A new statement is not necessarily required every 6 months - you will only need to update the statement if there is any new information and/or a conflict arises (in accordance with new section 255A(4)).
No separate file or form is required, see the answer to the question above.
Is the summary report an online form or a report prepared and filed as other reports are?
It is an online form that will be available via a new 'File Summary Report' tab as soon as the final report has been submitted online.
When completing and filing summary reports – in certain cases, prescribed required information has a value of ‘nil/unknown’, but the form does not appear to allow this to be entered. What should be done in this case?
We advise our customers to leave the field blank if the value is not applicable, or the information was not practicably available. Please use "0" (zero) if the amount is actually zero.
How are you able to amend a filed summary report?
We will need to go through the Power of Correction process. You can read about this more on our website: Applying for a correction to the register . We will subsequently delete the filed summary report and enable the 'File Summary Report' tab for you to file the report again.
Is there a blank summary report that can be downloaded? Not at this stage. We will look into publishing a template on the Insolvency Practitioners Register website soon. Please email us at firstname.lastname@example.org if you would like us to notify you once it’s published.
How long after liquidation do you have to complete the summary report?
According to the legislation 'as soon as practicable'. We will expect you to file the summary report within one month submitting the final report.
With the summary report - is there a CSV option or something similar that can be uploaded with all the detail on it, rather than having to enter it manually?
Currently, no. During the early consultation, CSV was proposed; however, the respondents expressed concerns that a CSV file upload "would be an additional compliance cost passed on to creditors".
It was also felt that CSV was “a simple file format that relies on the data being in exactly the right layout, and is difficult to verify, which could increase the risk of error when exporting/importing the data for the Registrar’s statistical analysis purposes”. It was suggested that we develop web-based forms, as this would provide a simpler reporting method for practitioners, and enable them to check their information before submitting.

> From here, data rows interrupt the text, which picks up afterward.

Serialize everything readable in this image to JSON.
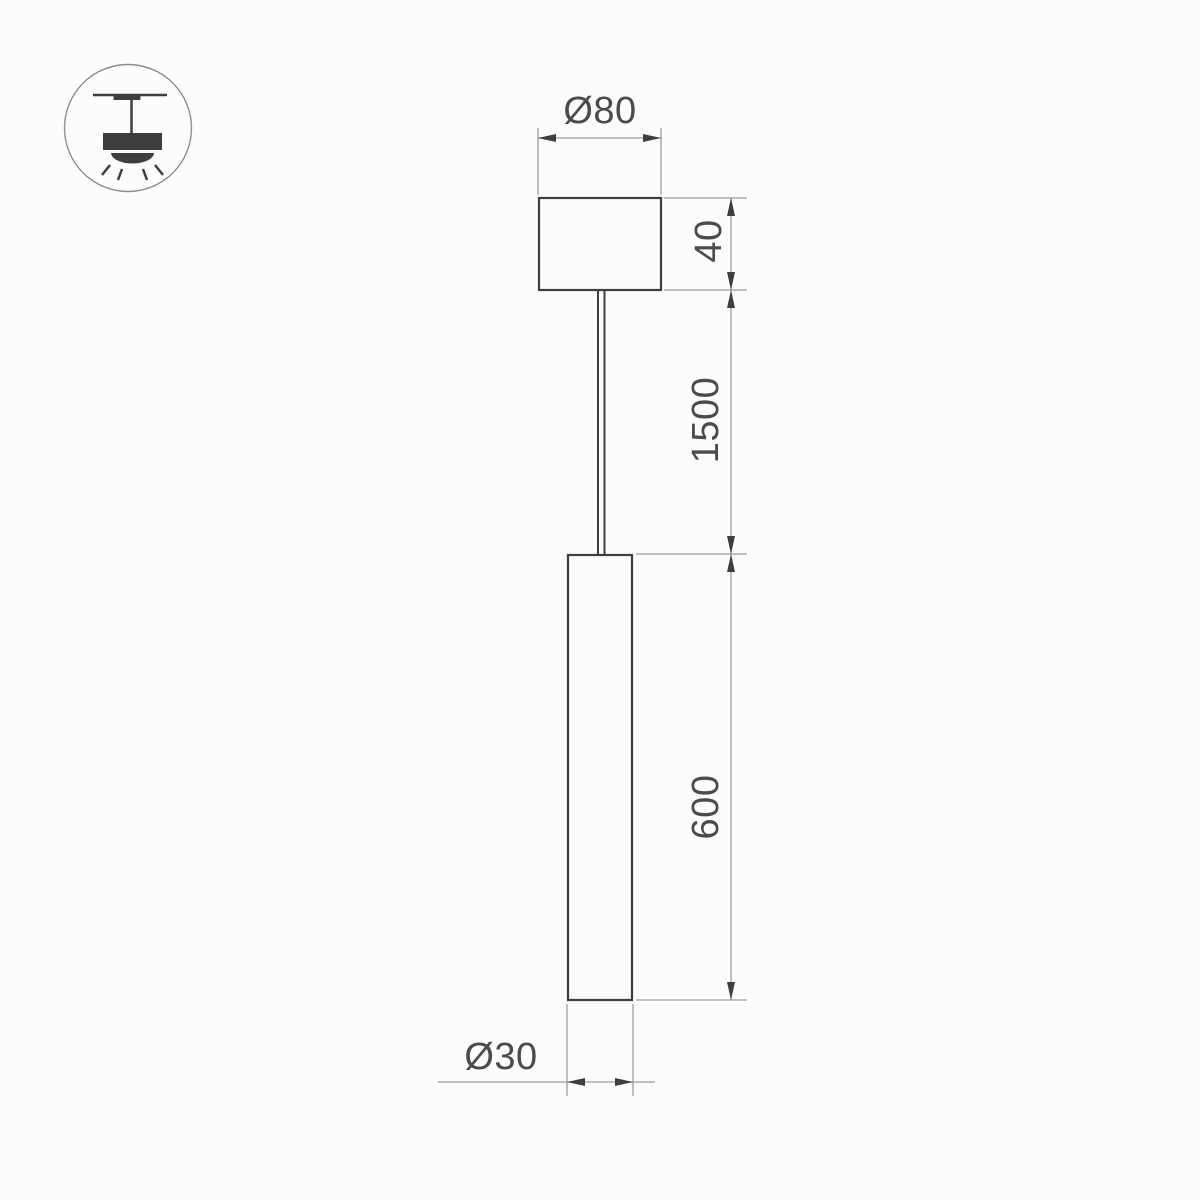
{
  "colors": {
    "background": "#fcfcfc",
    "object_line": "#3e3e3e",
    "dimension_line": "#9c9c9c",
    "arrow": "#3e3e3e",
    "text": "#4b4b4b",
    "icon": "#3e3e3e",
    "icon_circle": "#8f8f8f"
  },
  "icon": {
    "name": "ceiling-pendant-lamp-icon"
  },
  "dimensions": {
    "canopy_diameter": "Ø80",
    "canopy_height": "40",
    "suspension_length": "1500",
    "tube_length": "600",
    "tube_diameter": "Ø30"
  }
}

Will a New Zealand practitioner be able to practise in Australia?
Yes. In accordance with the Trans-Tasman Mutual Recognition Arrangement and associated state legislation, licensed New Zealand practitioners should be able to practise in Australia once they’ve applied for and been granted registration with the Australian regulator (ASIC) and meeting relevant ongoing requirements.
Can a practitioner claim remuneration for investigating and reporting? Will a practitioner be required to investigate and report if there are no remaining assets to fund that remuneration?

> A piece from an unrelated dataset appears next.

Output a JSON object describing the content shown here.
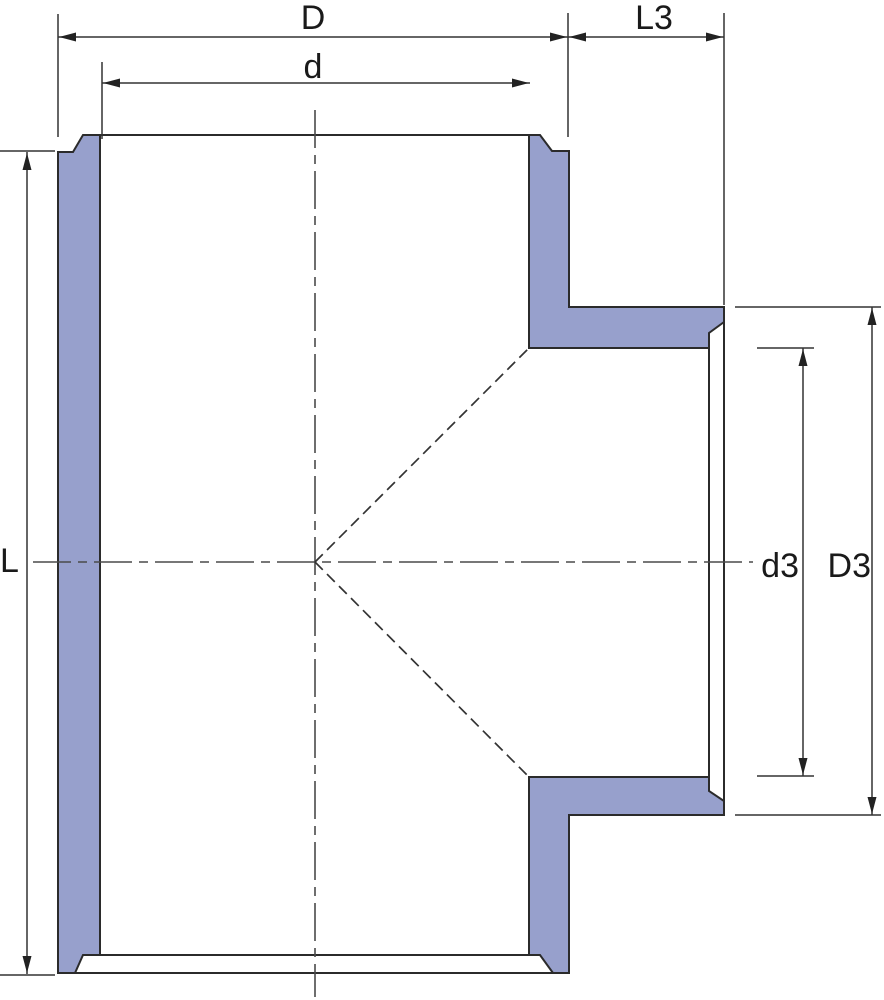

We have sought NZICA's and RITANZ's views on this. It would not be good practice to charge separately for doing this. Any compliance obligations relating to the appointment should be taken into account in the underlying fee structure.
Is there a new timeframe in which companies already undergoing liquidation through a high court-appointed must complete the liquidation process?
Schedule 1, clause 5 of the Insolvency Practitioners Regulations 2020 includes transitional provisions allowing non-licensed liquidators to complete insolvency engagements accepted prior to 1 September 2020. These must, however, be completed by the end of 1 September 2021. This transitional period is intended to allow liquidators that do not wish to become licensed, to complete or transfer existing liquidations. Those relying on this transitional period must:
- complete all liquidation engagements by the end of 1 September 2021; or
- resign as liquidator; or
- transfer liquidation engagements to a licensed insolvency practitioner; or
- obtain a licence to act as an insolvency practitioner.